Mind the perception gap
The last significant innovations in bill presentment were itemised billing and electronic billing. While service providers have focused their efforts in recent years on improving the technical performance of their networks, bill presentment has tended to remain a back-office process that merely produces a request for payment from postpaid customers for services consumed. Bill presentment has generally been perceived as offering little in the way of competitive differentiation for the service provider.
Operators that view the transition to next-generation services purely as a technology play, and assume that faster networks will be sufficient to satisfy customers, will leave themselves vulnerable to virtual network operators that have entered the telecoms sector from the retail industry.

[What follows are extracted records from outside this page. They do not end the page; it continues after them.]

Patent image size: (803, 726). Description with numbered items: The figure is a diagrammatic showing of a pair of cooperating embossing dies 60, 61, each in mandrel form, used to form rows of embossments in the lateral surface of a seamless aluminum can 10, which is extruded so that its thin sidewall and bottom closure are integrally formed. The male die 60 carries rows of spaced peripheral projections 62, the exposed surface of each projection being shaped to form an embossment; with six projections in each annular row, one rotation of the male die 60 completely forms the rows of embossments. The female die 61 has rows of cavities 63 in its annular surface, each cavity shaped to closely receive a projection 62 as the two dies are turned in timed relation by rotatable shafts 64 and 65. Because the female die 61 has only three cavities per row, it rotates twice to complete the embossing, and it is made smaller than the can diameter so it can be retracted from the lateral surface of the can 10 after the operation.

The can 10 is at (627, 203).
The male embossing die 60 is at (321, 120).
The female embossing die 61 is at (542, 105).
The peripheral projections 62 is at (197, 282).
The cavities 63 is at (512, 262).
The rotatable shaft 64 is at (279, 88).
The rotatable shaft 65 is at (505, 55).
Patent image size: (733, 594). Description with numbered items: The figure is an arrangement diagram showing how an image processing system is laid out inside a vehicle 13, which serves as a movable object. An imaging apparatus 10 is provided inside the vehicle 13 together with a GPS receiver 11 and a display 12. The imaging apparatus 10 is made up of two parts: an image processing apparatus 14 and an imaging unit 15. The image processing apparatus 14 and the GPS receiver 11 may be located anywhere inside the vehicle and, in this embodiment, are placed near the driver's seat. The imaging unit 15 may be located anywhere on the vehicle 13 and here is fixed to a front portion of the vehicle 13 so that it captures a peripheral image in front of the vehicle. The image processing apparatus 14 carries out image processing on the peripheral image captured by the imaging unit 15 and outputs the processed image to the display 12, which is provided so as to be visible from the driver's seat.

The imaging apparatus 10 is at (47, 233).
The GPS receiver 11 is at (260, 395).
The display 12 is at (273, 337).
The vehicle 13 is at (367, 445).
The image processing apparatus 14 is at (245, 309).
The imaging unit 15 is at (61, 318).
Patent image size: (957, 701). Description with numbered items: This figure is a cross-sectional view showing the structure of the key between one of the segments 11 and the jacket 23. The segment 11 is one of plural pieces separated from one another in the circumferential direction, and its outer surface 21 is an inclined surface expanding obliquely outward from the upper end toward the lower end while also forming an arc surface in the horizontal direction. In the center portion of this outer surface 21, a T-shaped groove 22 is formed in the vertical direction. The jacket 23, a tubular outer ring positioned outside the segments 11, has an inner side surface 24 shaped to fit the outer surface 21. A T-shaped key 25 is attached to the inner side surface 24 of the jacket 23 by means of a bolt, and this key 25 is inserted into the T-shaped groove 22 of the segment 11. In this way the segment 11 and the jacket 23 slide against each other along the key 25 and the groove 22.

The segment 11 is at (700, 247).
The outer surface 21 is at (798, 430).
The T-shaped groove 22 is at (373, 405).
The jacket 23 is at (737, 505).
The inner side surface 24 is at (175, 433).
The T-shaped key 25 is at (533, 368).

Increasing competition in many telecoms markets is giving customers more options to change service provider. Billing is often the most frequent and direct form of interaction that a service provider has with a customer and is one of the best ways to cultivate customer loyalty in a competitive market.

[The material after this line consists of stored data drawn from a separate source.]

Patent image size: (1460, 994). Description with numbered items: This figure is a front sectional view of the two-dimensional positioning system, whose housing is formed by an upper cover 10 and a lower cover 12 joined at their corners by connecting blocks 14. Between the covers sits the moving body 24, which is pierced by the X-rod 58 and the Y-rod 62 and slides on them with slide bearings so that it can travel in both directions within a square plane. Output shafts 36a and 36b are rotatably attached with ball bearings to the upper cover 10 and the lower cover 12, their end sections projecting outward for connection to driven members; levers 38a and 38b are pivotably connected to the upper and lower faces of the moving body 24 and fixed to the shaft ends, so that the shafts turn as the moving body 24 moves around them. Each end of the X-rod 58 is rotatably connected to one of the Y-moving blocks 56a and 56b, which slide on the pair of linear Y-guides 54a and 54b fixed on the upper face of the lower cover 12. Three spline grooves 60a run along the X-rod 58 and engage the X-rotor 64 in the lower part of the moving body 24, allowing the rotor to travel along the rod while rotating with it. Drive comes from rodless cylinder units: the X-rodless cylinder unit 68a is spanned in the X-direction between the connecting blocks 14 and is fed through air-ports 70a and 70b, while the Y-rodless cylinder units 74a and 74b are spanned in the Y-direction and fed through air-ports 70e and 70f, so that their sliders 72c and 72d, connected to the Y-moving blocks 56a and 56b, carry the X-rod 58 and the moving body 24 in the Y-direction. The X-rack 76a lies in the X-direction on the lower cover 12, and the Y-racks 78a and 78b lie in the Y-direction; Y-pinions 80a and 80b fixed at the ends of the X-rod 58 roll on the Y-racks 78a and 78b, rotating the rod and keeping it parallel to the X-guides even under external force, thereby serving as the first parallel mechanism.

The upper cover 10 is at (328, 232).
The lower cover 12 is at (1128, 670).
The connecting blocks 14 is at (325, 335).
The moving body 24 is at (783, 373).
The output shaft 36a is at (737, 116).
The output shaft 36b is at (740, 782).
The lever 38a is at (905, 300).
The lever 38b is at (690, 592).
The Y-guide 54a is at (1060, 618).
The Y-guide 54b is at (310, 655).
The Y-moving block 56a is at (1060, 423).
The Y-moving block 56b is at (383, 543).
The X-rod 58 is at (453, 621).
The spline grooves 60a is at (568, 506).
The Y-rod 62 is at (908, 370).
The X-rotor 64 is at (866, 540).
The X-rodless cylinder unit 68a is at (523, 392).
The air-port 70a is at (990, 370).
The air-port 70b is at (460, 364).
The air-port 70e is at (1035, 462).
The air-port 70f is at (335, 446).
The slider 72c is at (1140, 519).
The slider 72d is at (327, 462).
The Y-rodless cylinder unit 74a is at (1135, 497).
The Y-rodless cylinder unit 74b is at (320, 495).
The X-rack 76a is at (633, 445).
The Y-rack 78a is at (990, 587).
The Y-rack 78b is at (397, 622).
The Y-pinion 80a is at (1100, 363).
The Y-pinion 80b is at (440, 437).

To use billing as a means of improving customer retention, service providers must develop presentment strategies that are relevant to customers’ needs and tailored to recent patterns of customer behaviour (for example, by including with bills an offer to trial a new service).
There is no shortage of vendors willing to provide operators with billing solutions (Figure 1 lists the leading vendors by number of system sales for the first half of 2006). Yet, as the telecoms software market consolidates, the number of retail billing system sales announced is declining (see Figure 2), perhaps indicative of service operators’ recent investment priorities (new technologies rather than billing solutions).
| Vendor |
Sales |
| Convergys |
8 |
| Portal Software |
5 |
| CBOSS Corp. |
3 |
| LHS Telekom |
3 |
| Alcatel |
2 |
| Amdocs |
2 |
| Comverse |
2 |
| First Hop |
2 |
| Highdeal |
2 |
| Info Directions |
2 |
| MIND CTI |
2 |
Figure 1: Leading vendors of retail billing and rating systems by number of system sales, January–June 2006 (Source: Analysys Research, 2006)
|
Sales |
| 2003 |
166 |
| 2004 |
152 |
| 2005 |
131 |
| 2006 |
46 |
Figure 2: Total sales of retail billing and rating systems by leading vendors, January 2003–June 2006 (Source: Analysys Research, 2006)
Retailers are poised to exploit their expertise in customer relationship management if telcos do not adequately address bill presentment
Service providers have an opportunity to use bill presentment to stimulate the adoption of next-generation services, including communications and entertainment services delivered over Internet Protocol. However, network operators that view the transition to next-generation services purely as a technology play, and assume that faster networks will be sufficient to satisfy customers, will leave themselves vulnerable to virtual network operators that have entered the telecoms sector from the retail industry in recent years – for whom using billing as a marketing and loyalty-building tool has long been a core competence.